Il fatto è che l’annessione della Crimea da parte di Putin, legittima o meno che sia stata, e l’occupazione di parte dell’Ucraina orientale, sono ferite che bruciano nelle menti e nei cuori dei timorati credenti ucraini, che da qualche anno si chiedono se Dio debba per forza stare dalla parte dei russi. O almeno come mai i russi debbano pretendere di guidare anche le cose spirituali, oltre alle terrene. È vero: loro stessi per la maggior parte sono membri della Chiesa Ortodossa che aderisce al Patriarcato di Mosca, mentre il gregge del Patriarcato di Kiev è ben meno numeroso. Ma da quando, per l’appunto, è scoppiata la crisi della Crimea in molti hanno preso ad identificare il primo con il Cremlino, anche per il fatto che il patriarca Cirillo II è ben amico personale di Vladimir Putin.
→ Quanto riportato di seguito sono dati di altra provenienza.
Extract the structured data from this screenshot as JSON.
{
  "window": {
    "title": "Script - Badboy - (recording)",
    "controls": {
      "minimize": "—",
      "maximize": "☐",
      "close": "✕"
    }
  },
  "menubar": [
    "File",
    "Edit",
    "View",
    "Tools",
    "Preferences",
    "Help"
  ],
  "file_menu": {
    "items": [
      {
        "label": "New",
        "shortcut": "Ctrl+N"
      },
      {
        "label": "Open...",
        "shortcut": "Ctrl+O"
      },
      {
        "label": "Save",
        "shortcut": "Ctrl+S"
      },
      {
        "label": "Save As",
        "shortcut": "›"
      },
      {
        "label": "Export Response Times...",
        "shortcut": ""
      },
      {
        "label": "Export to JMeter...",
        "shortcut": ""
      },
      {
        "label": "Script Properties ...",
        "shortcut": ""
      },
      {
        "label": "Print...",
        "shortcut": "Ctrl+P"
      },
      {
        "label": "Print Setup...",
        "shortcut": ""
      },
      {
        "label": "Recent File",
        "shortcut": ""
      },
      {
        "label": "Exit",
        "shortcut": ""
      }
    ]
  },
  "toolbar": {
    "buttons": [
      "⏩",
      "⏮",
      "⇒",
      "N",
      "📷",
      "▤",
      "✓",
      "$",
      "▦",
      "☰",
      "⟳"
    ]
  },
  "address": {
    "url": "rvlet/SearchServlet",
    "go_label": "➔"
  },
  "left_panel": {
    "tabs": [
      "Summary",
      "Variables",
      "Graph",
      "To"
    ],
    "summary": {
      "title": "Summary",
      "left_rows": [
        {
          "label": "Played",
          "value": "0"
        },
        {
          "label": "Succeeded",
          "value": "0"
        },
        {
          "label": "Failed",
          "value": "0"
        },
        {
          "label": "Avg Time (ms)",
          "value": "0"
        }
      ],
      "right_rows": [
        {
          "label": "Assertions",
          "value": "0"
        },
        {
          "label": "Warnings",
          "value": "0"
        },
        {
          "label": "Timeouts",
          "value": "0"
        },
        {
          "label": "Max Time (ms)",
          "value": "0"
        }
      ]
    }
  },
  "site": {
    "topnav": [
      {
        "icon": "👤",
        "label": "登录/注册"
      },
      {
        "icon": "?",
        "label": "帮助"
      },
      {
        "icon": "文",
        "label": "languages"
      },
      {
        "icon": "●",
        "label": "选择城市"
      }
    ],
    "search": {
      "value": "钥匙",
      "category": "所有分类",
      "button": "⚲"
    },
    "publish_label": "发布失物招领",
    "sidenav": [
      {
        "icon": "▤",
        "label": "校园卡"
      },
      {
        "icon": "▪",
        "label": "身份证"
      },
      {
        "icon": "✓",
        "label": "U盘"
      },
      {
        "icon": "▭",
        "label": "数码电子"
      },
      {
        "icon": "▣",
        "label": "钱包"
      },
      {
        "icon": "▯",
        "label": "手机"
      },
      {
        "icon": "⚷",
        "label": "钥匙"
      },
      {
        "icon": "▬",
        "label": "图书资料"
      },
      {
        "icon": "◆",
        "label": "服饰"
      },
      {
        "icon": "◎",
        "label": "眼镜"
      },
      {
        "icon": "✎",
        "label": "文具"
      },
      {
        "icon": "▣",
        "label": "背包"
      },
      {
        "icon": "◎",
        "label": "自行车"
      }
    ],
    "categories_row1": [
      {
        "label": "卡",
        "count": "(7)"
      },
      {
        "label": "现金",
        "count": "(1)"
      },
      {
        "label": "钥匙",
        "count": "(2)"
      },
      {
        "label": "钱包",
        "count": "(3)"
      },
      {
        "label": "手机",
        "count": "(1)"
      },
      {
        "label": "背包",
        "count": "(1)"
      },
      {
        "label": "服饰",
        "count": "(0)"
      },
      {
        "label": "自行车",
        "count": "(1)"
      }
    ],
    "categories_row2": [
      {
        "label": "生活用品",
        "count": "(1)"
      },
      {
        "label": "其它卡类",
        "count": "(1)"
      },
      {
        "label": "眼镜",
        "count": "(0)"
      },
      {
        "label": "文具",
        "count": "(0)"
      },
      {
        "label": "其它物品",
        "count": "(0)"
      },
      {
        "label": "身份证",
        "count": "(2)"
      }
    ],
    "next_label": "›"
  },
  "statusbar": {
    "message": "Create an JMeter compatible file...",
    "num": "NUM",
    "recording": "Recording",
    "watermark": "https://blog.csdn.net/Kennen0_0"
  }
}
Così, quando ha giudicato che i tempi fossero maturi, il presidente ucraino Petro Poroshenko si è rivolto al titolare del Patriarcato Ecumenico di Costantinopoli, Bartolomeo, perché benedicesse la nascita di una chiesa ortodossa nazionale ucraina. Bartolomeo II, sia detto per inciso, non è una comparsa da quattro soldi, in ogni questione che attiene le Chiese d’Oriente. La sua figura non è paragonabile, per poteri, a quella del Vescovo di Roma per i cattolici, ma la sua autorevolezza di primus inter pares in Oriente è grande. Risale ai tempi in cui Costantino, cesaropapista della prima ora ed abituato a presiedere lui di persona i concili ecumenici, fondò la sua capitale sulle strade di Bisanzio, facendone la Seconda Roma. Oggi il suo seguito di fedeli non è grande cosa, e Roma si è trasferita a Mosca dopo la conquista maomettana di Costantinopoli, ma la sua centralità è fuori discussione.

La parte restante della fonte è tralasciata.